Deciphering potential pharmacological mechanism of Sha-Shen-Mai-Dong decoction on primary Sjogren's syndrome.

BACKGROUND

Sha-Shen-Mai-Dong decoction (SSMD) is a classical prescription widely used in primary Sjogren's Syndrome (pSS) therapy. This study aims to explore the potential pharmacological mechanism of SSMD on pSS.

METHODS

Active components of SSMD were obtained from Traditional Chinese Medicine Integrative Database and Traditional Chinese Medicine Systems Pharmacology databases and targets of SSMD were predicted by Pharmmapper and STITCH database.
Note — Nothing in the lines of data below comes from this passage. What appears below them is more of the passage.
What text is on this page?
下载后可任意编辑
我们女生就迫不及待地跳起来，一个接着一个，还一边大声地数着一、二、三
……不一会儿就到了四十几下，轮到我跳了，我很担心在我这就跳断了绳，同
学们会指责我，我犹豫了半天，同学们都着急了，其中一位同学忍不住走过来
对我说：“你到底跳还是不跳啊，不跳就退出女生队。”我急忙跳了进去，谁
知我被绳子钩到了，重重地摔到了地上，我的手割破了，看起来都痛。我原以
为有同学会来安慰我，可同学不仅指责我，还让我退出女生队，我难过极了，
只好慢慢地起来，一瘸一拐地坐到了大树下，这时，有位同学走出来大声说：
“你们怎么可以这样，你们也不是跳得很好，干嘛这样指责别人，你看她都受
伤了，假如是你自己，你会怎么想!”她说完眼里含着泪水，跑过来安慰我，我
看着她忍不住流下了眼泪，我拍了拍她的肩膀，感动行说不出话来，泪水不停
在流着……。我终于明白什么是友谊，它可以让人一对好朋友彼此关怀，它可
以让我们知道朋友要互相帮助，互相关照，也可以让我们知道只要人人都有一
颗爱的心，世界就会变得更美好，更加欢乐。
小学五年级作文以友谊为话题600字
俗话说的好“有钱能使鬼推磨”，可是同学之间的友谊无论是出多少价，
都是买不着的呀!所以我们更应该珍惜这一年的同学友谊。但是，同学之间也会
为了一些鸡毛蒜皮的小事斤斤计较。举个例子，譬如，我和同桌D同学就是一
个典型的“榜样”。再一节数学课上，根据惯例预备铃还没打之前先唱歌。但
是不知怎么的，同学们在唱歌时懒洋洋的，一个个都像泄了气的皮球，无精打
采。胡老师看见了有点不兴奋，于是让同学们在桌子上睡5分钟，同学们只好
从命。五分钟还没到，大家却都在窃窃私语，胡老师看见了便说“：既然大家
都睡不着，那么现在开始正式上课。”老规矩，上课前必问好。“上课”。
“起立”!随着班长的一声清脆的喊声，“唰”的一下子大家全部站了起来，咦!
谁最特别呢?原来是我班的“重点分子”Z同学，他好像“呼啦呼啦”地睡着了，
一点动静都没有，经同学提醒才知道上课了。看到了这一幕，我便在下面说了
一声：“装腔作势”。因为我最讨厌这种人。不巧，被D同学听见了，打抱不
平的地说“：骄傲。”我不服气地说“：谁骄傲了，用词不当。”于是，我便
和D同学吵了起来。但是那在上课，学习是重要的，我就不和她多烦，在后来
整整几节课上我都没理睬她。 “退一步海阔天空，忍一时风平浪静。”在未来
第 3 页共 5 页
Gene Ontology (GO), Kyoto Encyclopedia of Genes and Genomes (KEGG) analysis were carried out to explore the function characteristics of SSMD. The expression matrix of microarray of pSS was obtained from Gene Expression Omnibus and we obtained 162 differentially expressed genes (DEGs). Protein-protein interaction (PPI) networks were constructed to identify the hub targets. Principal component analysis (PCA) and molecular docking were conducted to further elucidate the possibility of SSMD for pSS.

RESULTS

SSMD contained a total of 1056 active components, corresponding to 88 targets, among which peripheral myelin protein 2(PMP2), androgen receptor (AR) and glutamic acid decarboxylase 1(GAD1) are associated with multiple active components in SSMD and may be the core targets. Moreover, these targets were closely related to tissue pathological injury in SS, such as lacrimal gland, salivary gland and nervous system injury. GO and KEGG analysis showed that 88 targets enriched in REDOX process, transcriptional regulation and negative regulation of apoptosis process. Besides, SSMD may influence the cell proliferation, gene transcription through regulating Ras and cAMP-related signaling pathways. In addition, SSMD may show effects on immune regulation, such as macrophage differentiation, Toll-like receptor 4 signaling pathway and T-helper 1 in SS. Moreover, PPI network suggested that FN1, MMP-9 may be the hub targets in SSMD. Result of PCA and molecular docking analysis further determined the feasibility of SSMD in treating pSS.

CONCLUSION

SSMD can regulate multiple biological processes by virtue of its multiple active components, thus showing prominent advantage in the treatment of pSS. The discovery of active ingredients and targets in SSMD provides valuable resources for drug research and development for pSS.